It is not that Sufficiently Smart Compiler arrives or not. The problem is that VLIW architectures are a moving target - you can only really optimize for one specific chip. The next iteration of the same architecture brings a totally different superposition of performance considerations, thus rendering the previous optimization strategies inefficient.
This is the Achilles Heel of any VLIW architecture. A Sufficiently Smart Compiler gets outdated with a new chip revision. The previously compiled binary files that worked fast on a previous revision of the architecture, start to work slowly on newer chips.
Now I wonder if such a compiler could exist in theory. I think VLIW vs "on-the-fly reordering to extract ILP" is similar to AOT vs JIT, in that there may be runtime exclusive information that's crucial to go the last mile (and x86 might process µops instead). But PGO does exist and could work similarly in both cases to bridge the gap, no?
Note that I vaguely remember having read somewhere that EPIC isn't "true" VLIW (whatever that means), unlike what you can find in some camera SoCs (e.g. Fujitsu FR-V).
> Note that I vaguely remember having read somewhere that EPIC isn't "true" VLIW
Well IIRC, the amount of execution units presented architecturally are not actually reflected to what is available internally. This was done to allow them to increase the number units under the hood without breaking backward compatibility (or is it forward compatibility in this case). At which point, you still are going to need scheduling hardware and all that jazz.
That said, to my limited understanding, all processors are internally VLIW, it's just hidden behind a decoder & scheduler that exposes are more limited ISA so that they don't have to make the trade-off Itanium did.
That said, I really wonder if it's an issue of compiler was too complicated to bootstrap one good enough to get the ecosystem going, or if it was a truly brainded evolutionary fork. Anyone seem any good hand optimised benchmarks to see the potential of the paradigm?
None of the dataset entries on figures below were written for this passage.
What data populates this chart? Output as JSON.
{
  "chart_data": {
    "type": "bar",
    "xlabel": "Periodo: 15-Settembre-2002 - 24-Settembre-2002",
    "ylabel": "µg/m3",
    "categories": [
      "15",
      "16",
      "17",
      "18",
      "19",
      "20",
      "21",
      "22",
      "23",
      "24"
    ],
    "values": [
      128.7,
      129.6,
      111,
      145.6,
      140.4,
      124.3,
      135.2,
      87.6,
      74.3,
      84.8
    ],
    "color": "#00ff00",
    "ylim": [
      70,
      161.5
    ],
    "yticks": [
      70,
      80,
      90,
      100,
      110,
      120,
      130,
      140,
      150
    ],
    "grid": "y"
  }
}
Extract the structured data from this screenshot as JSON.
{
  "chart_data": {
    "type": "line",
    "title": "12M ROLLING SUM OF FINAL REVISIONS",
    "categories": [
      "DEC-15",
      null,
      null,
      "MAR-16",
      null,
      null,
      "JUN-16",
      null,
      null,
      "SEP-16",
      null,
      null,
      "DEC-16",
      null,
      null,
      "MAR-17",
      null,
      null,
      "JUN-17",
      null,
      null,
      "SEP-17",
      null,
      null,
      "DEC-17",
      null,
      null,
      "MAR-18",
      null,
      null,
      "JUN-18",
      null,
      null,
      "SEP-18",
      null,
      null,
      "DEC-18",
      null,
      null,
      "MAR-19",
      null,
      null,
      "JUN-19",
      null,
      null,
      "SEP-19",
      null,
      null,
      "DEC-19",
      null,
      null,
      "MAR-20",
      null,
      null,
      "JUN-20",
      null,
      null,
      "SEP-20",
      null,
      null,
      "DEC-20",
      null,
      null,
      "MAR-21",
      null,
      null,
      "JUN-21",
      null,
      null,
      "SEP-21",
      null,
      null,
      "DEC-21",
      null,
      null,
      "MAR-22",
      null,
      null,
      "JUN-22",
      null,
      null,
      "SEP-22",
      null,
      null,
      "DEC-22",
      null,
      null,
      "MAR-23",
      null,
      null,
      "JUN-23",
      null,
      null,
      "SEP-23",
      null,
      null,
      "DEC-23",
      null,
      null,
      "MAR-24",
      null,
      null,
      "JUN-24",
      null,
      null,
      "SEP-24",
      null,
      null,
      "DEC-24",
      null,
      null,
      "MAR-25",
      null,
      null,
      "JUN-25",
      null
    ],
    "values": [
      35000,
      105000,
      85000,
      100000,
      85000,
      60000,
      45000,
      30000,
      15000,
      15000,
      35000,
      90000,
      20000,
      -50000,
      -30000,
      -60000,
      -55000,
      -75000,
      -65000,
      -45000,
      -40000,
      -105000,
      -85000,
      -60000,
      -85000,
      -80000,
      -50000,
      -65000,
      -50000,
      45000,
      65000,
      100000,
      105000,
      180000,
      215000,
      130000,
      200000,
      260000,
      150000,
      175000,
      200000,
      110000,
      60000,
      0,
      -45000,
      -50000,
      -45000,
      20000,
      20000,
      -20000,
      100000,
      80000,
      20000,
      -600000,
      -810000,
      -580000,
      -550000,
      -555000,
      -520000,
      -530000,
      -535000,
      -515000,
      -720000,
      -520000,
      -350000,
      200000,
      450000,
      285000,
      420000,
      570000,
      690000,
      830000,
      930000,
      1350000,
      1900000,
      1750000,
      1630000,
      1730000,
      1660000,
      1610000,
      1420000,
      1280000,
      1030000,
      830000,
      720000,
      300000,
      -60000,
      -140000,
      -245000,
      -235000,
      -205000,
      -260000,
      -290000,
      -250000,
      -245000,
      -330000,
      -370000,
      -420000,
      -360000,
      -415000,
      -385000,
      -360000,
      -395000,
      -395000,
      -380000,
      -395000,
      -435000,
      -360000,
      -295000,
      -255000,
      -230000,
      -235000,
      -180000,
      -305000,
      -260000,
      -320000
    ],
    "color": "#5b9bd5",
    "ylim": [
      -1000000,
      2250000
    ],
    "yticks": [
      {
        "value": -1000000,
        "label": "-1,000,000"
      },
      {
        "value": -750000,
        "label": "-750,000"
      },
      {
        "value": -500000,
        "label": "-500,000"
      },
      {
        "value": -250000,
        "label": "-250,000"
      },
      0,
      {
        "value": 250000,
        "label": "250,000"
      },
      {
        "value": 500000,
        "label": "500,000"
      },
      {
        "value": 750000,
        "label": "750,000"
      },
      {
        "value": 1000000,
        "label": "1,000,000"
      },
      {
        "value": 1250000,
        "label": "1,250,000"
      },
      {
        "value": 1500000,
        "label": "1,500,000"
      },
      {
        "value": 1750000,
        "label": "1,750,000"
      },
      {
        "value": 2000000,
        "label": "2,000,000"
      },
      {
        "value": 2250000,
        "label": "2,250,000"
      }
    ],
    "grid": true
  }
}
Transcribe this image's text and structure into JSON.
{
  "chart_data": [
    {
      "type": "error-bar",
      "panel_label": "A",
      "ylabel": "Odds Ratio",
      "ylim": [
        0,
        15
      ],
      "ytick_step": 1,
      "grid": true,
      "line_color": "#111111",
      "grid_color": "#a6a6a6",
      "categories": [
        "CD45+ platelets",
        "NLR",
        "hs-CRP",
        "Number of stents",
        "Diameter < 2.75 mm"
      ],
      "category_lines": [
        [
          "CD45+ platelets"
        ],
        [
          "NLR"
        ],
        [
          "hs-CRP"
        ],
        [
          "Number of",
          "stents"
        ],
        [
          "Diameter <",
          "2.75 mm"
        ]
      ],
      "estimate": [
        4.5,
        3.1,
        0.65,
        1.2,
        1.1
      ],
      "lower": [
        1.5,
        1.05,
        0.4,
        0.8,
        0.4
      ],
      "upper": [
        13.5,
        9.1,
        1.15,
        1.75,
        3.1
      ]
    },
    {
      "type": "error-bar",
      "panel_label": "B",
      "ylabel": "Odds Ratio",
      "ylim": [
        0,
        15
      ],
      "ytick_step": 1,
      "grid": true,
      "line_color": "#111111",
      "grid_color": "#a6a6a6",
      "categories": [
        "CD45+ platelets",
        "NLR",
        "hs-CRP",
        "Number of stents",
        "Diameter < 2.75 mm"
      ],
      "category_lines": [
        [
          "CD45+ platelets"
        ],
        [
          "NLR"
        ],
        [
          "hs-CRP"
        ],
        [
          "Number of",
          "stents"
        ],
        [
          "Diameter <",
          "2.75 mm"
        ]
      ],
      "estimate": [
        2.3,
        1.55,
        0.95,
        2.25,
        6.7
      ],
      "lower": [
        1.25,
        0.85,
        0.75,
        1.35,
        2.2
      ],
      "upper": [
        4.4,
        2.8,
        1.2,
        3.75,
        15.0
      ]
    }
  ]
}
The big issue with VLIW (or VLIW-adjacent) architecture for practical modern use cases is preemptive multitasking or multi tenancy. As soon as any assumptions about cache residency break, the whole thing crumbles to dust. That’s why VLIW is good for DSP, where branches are more predictable but more importantly you know exactly what inputs will be in cache already.
I'm sure it could exist in theory, but VLIW for these large chips has been outcompeted by OTF reordering and SMT, which are capable of extracting almost as much work from the processor as an ideal VLIW instruction flow for a lot less effort.
Yeah I think this is the biggest issue. Even if you know precisely the configuration of the target computer, you can’t know if there’s going to be a cache miss. A conventional CPU can reorder instructions at runtime to keep the pipeline full, but a VLIW chip can’t do this.
In reality of course you don’t even know the precise configuration of the computer, and you don’t know the exact usage pattern of the software. Even if you do profile guided optimization, someone could use the software with different data that causes different branch patterns than in the profile, and then it runs slow. A branch predictor will notice this at runtime and compensate automatically.
It’s a funny one because it’s not like it ever really took off.
Architectures like m68k are also probably pretty dead, but there’s a ton of these chips out there in embedded or retro kit and you can probably find one to test on if you need it.
There are also newer M68K cores designed by retro-enthusiasts to run in FPGA, either as emulator or as CPU accelerator in vintage computers.
An example, the Apollo 68080: http://apollo-computer.com/apollo68080.php
The Amiga crowd is probably the main reason m68k is still supported at all. It's a neat architecture but basically all of the hardware is out of production and has specifications which are untenable for a modern Linux system (<50 MHz, <256 MB RAM).